• Are airport body scanners safe?

    Posted on April 13, 2012 by in Cancer

     

    A patient of mine who works for the TSA recently asked me about the safety of full-body scanners used at airports.  My initial thought was that they must be safe because it is the standard screening technology. However, the more research I did,  the more questions I had. 3D full body scanners use either high frequency radio waves or backscatter X-rays to reconstruct a person’s physical appearance. A person is exposed to X-rays for as long as eight seconds. X-rays can cause ionization as they travel through human tissue–a process whereby electrons are knocked off atoms that form the building blocks of our DNA. This creates harmful free-radicals that can cause cancer among other diseases. The amount of damage correlates with level of radiation, length of exposure, and overall health of the person exposed.
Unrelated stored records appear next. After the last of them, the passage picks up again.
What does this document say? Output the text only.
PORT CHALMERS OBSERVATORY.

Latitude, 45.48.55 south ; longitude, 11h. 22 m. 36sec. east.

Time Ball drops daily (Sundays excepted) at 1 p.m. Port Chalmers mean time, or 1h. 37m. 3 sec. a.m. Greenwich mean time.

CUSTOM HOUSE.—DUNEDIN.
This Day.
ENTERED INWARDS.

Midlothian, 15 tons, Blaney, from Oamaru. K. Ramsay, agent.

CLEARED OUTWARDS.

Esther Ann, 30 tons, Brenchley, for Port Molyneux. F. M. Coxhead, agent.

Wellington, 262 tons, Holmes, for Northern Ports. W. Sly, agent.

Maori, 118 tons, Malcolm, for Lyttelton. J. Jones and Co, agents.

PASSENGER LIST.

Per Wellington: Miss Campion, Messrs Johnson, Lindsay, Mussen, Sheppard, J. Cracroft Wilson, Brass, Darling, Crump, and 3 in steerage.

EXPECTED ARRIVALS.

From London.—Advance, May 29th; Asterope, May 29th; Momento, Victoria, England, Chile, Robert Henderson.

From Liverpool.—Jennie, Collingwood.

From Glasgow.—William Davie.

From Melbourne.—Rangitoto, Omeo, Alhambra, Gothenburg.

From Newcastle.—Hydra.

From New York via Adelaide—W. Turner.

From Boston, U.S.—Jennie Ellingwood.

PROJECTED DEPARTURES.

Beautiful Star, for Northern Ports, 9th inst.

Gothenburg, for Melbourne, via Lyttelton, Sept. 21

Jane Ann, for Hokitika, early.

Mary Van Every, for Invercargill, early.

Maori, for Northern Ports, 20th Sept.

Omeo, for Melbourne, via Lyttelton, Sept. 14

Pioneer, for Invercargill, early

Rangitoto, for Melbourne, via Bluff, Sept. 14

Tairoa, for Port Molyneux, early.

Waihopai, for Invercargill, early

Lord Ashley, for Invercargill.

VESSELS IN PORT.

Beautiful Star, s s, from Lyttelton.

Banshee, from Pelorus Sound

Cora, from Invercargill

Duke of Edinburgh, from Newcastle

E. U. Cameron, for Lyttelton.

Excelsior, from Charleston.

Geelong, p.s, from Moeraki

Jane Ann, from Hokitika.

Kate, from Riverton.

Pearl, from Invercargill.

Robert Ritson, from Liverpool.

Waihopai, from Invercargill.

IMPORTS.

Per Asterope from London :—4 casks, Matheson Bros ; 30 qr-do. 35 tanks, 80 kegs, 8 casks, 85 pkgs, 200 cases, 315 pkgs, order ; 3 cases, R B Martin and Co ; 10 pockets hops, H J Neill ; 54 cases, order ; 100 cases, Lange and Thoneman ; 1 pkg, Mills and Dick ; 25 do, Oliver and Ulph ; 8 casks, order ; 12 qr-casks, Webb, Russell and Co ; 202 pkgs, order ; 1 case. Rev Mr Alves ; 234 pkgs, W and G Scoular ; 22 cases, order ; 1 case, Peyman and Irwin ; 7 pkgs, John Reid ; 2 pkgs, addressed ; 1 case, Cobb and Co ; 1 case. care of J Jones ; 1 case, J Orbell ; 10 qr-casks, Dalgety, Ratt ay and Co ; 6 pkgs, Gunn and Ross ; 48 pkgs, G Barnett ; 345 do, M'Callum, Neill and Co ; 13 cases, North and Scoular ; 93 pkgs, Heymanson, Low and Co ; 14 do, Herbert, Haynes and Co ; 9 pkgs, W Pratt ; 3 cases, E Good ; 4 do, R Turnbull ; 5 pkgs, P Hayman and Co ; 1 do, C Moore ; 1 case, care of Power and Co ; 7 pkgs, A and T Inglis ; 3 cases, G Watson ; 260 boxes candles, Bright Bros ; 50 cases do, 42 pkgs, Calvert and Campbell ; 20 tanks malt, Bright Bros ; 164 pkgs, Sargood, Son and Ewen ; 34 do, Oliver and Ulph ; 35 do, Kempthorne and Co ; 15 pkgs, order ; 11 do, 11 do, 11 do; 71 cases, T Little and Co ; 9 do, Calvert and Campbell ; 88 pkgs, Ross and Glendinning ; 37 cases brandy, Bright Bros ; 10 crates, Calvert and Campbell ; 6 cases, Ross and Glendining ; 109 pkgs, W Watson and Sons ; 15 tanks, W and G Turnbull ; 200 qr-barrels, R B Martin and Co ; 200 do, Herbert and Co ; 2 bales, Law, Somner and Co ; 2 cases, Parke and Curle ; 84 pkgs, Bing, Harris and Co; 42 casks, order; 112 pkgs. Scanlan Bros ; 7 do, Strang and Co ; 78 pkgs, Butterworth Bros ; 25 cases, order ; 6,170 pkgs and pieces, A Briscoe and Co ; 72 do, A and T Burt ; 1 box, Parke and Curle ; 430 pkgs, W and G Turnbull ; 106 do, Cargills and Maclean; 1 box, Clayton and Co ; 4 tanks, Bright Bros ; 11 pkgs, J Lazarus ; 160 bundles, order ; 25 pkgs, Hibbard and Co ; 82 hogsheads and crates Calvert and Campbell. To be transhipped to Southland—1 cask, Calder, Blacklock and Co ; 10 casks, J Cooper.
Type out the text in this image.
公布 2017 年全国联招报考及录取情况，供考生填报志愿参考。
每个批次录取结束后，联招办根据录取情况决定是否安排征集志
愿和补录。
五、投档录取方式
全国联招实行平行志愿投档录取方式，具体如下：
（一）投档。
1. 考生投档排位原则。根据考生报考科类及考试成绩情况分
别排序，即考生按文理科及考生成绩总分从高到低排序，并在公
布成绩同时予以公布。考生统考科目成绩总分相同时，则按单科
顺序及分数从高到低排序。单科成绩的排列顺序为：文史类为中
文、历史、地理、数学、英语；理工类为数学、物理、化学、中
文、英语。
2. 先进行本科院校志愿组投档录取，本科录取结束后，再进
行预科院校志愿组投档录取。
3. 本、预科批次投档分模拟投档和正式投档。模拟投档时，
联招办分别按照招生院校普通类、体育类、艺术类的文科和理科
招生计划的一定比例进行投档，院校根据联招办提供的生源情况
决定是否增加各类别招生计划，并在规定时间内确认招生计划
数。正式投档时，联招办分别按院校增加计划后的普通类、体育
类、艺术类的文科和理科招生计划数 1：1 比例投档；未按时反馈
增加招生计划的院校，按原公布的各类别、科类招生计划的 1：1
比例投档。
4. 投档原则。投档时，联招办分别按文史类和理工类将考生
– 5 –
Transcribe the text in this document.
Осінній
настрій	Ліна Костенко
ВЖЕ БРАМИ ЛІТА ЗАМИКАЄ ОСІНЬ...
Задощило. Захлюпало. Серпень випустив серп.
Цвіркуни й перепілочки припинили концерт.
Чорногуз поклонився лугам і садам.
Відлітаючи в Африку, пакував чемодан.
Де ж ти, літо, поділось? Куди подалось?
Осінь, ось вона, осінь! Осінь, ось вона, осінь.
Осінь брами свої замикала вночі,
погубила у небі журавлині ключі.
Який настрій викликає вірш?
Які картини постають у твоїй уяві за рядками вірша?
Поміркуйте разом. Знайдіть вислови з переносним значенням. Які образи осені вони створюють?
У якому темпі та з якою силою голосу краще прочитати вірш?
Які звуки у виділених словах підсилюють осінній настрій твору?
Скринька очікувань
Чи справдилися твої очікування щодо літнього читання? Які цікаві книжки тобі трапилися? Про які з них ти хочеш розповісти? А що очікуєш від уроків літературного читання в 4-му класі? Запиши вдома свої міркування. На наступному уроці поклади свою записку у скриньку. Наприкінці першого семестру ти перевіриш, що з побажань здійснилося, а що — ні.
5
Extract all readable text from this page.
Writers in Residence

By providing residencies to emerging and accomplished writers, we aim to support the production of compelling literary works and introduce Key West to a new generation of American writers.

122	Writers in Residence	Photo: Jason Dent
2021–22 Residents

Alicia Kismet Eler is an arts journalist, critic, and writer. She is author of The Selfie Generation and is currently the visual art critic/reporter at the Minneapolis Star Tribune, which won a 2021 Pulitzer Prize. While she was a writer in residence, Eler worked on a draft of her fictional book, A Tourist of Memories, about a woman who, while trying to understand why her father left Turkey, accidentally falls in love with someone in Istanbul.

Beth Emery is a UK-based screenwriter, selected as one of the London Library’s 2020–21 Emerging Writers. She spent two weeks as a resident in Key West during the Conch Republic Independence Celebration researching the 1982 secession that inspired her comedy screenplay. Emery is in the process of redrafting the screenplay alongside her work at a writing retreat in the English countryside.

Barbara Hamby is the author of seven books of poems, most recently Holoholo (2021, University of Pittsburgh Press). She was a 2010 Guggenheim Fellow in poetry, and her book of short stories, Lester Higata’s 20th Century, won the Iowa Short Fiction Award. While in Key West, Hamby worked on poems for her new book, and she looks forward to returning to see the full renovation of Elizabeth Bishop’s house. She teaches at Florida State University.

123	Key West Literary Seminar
    Most of us are exposed to some degree of radiation everyday, however the amount is quite insignificant. Our body repairs free radical damage quite well. The danger comes when you expose children, pregnant women or those with suppressed immune systems with frequent doses of radiation. Given enough exposure these people can develop cancer later in life. The problem is that this is very difficult to show – how would you show that someone’s cancer was related to his or her radiation exposure a long time ago? There are so many variables involved. Recently there have been reports of higher than usual incidence of illnesses among TSA workers at certain airports but the data is not clear as to whether this was related to their radiation exposure.

    In general nothing good comes out of radiation but it is not clear at this point whether current imaging technologies are exposing us to harmful doses. What is clear is that the less exposure, the better for our health.